Evidemment les autorités ont fermé les yeux. Se vantent de veiller jour et nuit sur notre sécurité, mais dès qu'il faut avancer le prix de location de trois bulldozers pour éradiquer à tout jamais l'œuvre néfaste d'un contempteur du genre humain, elles ne lèvent pas le petit doigt. C'est alors qu'encouragé par cette absence de réaction Claudius de Cap Blanc est passé à la deuxième étape de ses plans machiavéliques qui ne visent qu'à la déstabilisation des représentations idéologiques de notre substrat civilisationnel.

 

Va agir par surprise. Lui qui a ramené l'Homme à son plus petit commun dénominateur, la bêtise triomphante – décide, peut-être pris de remords, peut-être atterré par sa propre outrecuidance, de couper la pomme en deux et d'en sauver la moitié. Ce sera la Femme.

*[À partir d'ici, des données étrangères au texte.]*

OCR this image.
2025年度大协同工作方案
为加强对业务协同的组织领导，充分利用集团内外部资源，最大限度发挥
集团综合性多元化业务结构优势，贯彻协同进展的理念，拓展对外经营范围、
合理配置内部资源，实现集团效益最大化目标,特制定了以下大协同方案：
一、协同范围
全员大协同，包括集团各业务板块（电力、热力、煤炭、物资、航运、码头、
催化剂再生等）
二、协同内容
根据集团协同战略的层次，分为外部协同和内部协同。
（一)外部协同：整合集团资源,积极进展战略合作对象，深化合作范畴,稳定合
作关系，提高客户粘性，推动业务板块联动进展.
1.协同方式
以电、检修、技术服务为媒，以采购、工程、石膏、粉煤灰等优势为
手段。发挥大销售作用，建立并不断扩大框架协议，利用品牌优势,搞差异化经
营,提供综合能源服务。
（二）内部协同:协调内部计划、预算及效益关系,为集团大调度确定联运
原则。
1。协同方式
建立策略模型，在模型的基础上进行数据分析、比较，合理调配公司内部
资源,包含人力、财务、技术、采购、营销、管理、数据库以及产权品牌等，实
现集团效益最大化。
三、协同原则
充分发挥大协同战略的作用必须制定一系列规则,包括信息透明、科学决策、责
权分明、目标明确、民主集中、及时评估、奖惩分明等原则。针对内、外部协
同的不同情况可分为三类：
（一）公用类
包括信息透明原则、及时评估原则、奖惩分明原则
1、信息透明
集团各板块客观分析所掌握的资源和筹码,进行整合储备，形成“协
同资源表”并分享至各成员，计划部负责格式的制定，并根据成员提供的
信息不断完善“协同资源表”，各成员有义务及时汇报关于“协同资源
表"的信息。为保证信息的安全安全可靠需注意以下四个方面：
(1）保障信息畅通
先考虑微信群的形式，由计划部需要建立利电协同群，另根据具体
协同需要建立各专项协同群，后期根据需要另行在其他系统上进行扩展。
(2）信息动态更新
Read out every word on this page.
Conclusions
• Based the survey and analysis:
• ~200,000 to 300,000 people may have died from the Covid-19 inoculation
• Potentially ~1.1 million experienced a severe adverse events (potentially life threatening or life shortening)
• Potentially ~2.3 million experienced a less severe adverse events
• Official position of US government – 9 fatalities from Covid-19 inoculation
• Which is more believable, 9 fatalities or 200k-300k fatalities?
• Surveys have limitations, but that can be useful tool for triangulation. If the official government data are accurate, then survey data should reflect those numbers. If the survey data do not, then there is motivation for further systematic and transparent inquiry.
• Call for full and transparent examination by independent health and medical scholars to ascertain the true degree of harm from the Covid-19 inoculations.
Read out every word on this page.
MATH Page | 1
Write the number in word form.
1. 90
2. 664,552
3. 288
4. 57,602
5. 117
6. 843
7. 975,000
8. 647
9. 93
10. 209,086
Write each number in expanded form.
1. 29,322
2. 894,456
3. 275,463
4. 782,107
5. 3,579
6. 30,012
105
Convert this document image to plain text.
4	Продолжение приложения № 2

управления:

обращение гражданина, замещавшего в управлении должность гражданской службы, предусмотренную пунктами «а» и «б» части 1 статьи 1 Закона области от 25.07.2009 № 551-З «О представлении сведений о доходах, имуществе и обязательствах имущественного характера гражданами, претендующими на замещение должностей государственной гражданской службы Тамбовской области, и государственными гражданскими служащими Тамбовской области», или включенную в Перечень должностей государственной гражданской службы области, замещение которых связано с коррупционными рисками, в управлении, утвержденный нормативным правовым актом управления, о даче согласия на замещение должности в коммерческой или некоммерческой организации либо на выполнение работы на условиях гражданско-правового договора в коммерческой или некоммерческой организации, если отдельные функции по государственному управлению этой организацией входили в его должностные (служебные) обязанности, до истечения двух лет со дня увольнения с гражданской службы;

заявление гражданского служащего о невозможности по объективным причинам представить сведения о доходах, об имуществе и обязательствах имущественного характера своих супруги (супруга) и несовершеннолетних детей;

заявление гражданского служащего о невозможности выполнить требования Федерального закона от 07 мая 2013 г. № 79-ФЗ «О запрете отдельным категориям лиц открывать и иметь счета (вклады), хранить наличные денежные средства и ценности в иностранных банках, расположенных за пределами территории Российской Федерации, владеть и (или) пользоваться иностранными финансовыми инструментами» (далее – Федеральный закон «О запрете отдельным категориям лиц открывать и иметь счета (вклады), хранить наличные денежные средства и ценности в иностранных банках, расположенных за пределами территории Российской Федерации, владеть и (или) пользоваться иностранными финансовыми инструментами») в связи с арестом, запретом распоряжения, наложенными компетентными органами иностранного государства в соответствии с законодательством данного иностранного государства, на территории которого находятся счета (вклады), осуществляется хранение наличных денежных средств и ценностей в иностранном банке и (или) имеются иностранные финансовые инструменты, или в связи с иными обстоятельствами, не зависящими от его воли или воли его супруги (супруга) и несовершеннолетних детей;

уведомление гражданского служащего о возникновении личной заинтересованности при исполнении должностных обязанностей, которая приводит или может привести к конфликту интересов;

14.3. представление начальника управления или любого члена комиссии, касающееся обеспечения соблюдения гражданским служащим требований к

N'a pas tort, ces êtres qui font si bien la vaisselle, le ménage et le repassage, méritent une fervente attention. Comme de loin, rien ne ressemble plus à un être humain féminin qu'un être humain masculin, il pallie cette difficulté en représentant notre fée du logis par ce qui physiologiquement la différencie le plus, cette empreinte vulvaire dont il usera désormais en tant qu'étendard esthétique pour annoncer au monde entier la suprématie de la femellitude humaine. Et voici notre homme déguisé en tatoueur fou qui dépose sur toutes les pierres qui passent à sa portée la marque sexuée de la féminité.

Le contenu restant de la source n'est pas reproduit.